La politique argentine est, comme la nôtre, un théâtre d'ombre: la vraie droite et la fausse gauche feignent de s'y affronter en un combat réglé où aucune transgression n'est permise aux règles d'or (ou faut-il dire d'airain ?) du capitalisme globalisé.
Les trois principaux candidats (Scioli, Macri et Massa) sont tous les trois issus de la bourgeoisie locale (Macri est le fils de l'affairiste Franco Macri, le père de Scioli était un entrepreneur qui devint un important investisseur dans la télévision privée, et Massa un enfant de la bonne bourgeoisie de Belgrano) et ils sont tous trois entrés en politique par la Droite (l'UCD d'Alsogaray pour Massa, le ménémisme pour Scioli et Macri).
Une même anecdote révélatrice est racontée dans plusieurs ouvrages consacrés aux différents candidats: lorsque Menem dans les années 90, s'était très absurdement mis en tête de transformer l'ancien chanteur yé-yé Palito Ortega en candidat présentable à la présidentielle, il avait muni ce pauvre Palito d'une équipe de conseillers dont étaient membres Scioli, Massa et Larreta (le bras droit de Macri devenu récemment son successeur à la tête de la municipalité de Buenos Aires).
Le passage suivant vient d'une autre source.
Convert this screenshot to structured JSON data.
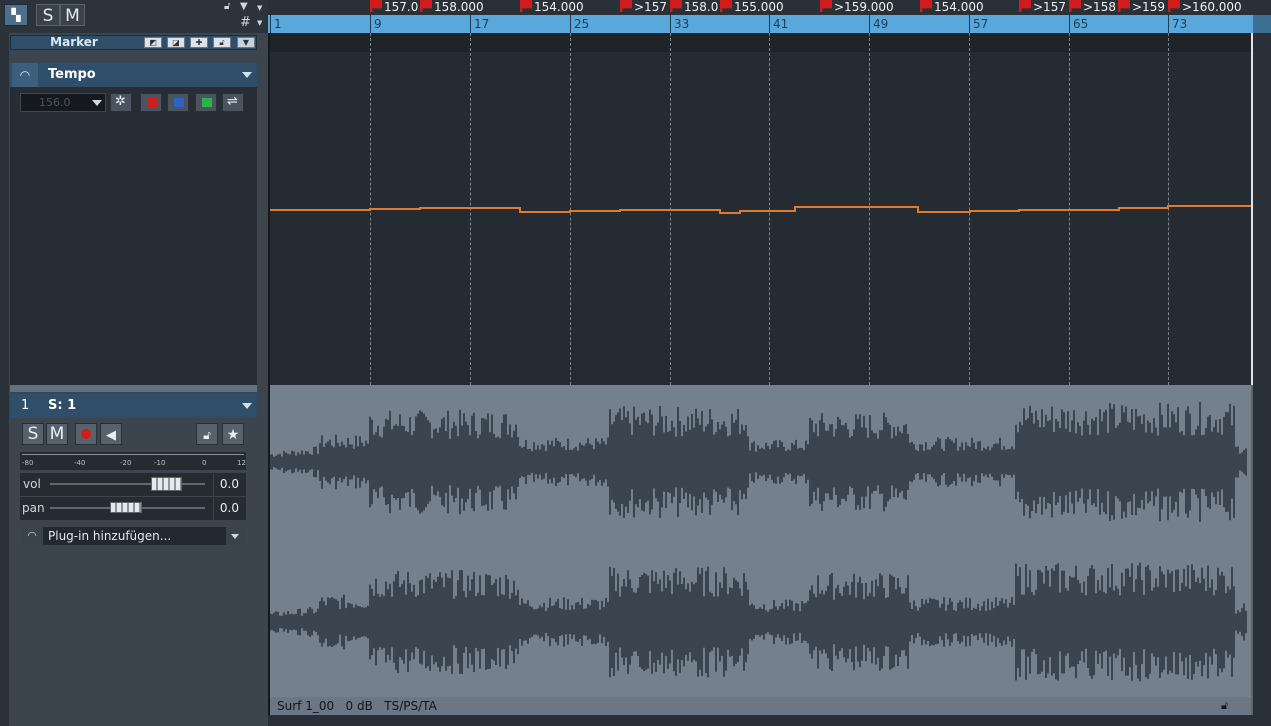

Tous les trois sont des politiciens « modernes » adeptes du marketing politique calibré et d'une « communication » démagogique, insipide et cynique.
Ni Scioli ni Macri n'ont produit la moindre proposition programmatique de fond; la palme de l'oecuménisme brouillardeux revient à Scioli qui a récemment déclaré: « il faut poursuivre ce qui doit être poursuivi, changer ce qui doit être changé et approfondir ce qui doit être approfondi » (sic) et la palme de la girouette politicienne à Macri qui, après avoir combattu l'AUH et les nationalisations d'YPF et d'Aerolineas Argentinas, a déclaré récemment qu'il maintiendrait tous ces acquis de la gestion kirchnériste... au point de déclencher l'incompréhension chez les membres de son parti PRO; ce que résumait ironiquement un petit dessin de Pagina/12 "Personne ne croit ce que raconte Macri, sauf les gens du PRO et ils sont furieux".
Quant à Massa, il se contente de gérer son fond de commerce à deux branches: le tout-sécuritaire et les retraités.
Tous les trois sont également des purs produits de l'époque du « farandulismo » (ce que l'on appelle chez nous pipolisation): Scioli met en volontiers en scène son épouse, l'ex-mannequin Karina Rabolini; Macri ne manque pas une occasion de faire peuple en rappelant son passé de président de Boca Juniors (l'instrumentalisation du football professionnel au service de la démagogie politique n'est pas le monopole de Bernard Tapie) et sa très belle épouse (fille de l'entrepreneur textile Awad) l'accompagne autant que de besoin sur les photos des magazines. Quant à Massa, madame n'est non plus jamais très loin des objectifs, et ce type qui n'a jamais bossé de sa vie joue au jeune manager dynamique avec un culot digne du Nicolas Sarkozy des années 90.
Enfin, à les écouter parler quelques minutes on se rend aisément compte que contrairement, par exemple, à Felipe Sola ou Roberto Lavagna, tous les trois sont parfaitement incultes tant en littérature qu'en sciences, et ne connaissent que très superficiellement leurs dossiers (tout comme Hollande, Sarkozy ou Valls chez nous.) Macri est censé avoir un diplôme d'ingénieur, mais je suppose qu'il l'a trouvé dans un paquet de Bonux, quant à Massa, tout comme Sarkozy Junior, il est entré en politique sans avoir eu le temps de terminer ses études...
Bref tous les trois sont d'excellents candidats à la présidence de la République Argentine (qui de Roca ou Celman à Menem en passant par Peron a connu bien pire, mais ce n'est pas une excuse, me semble-t-il.)
Maintenant que je vous ai copieusement édifié sur ce qui les rapproche (je sais, ce n'est pas ma semaine de bonté...), je vous expliquerai dans un prochain papier ce qui les distingue.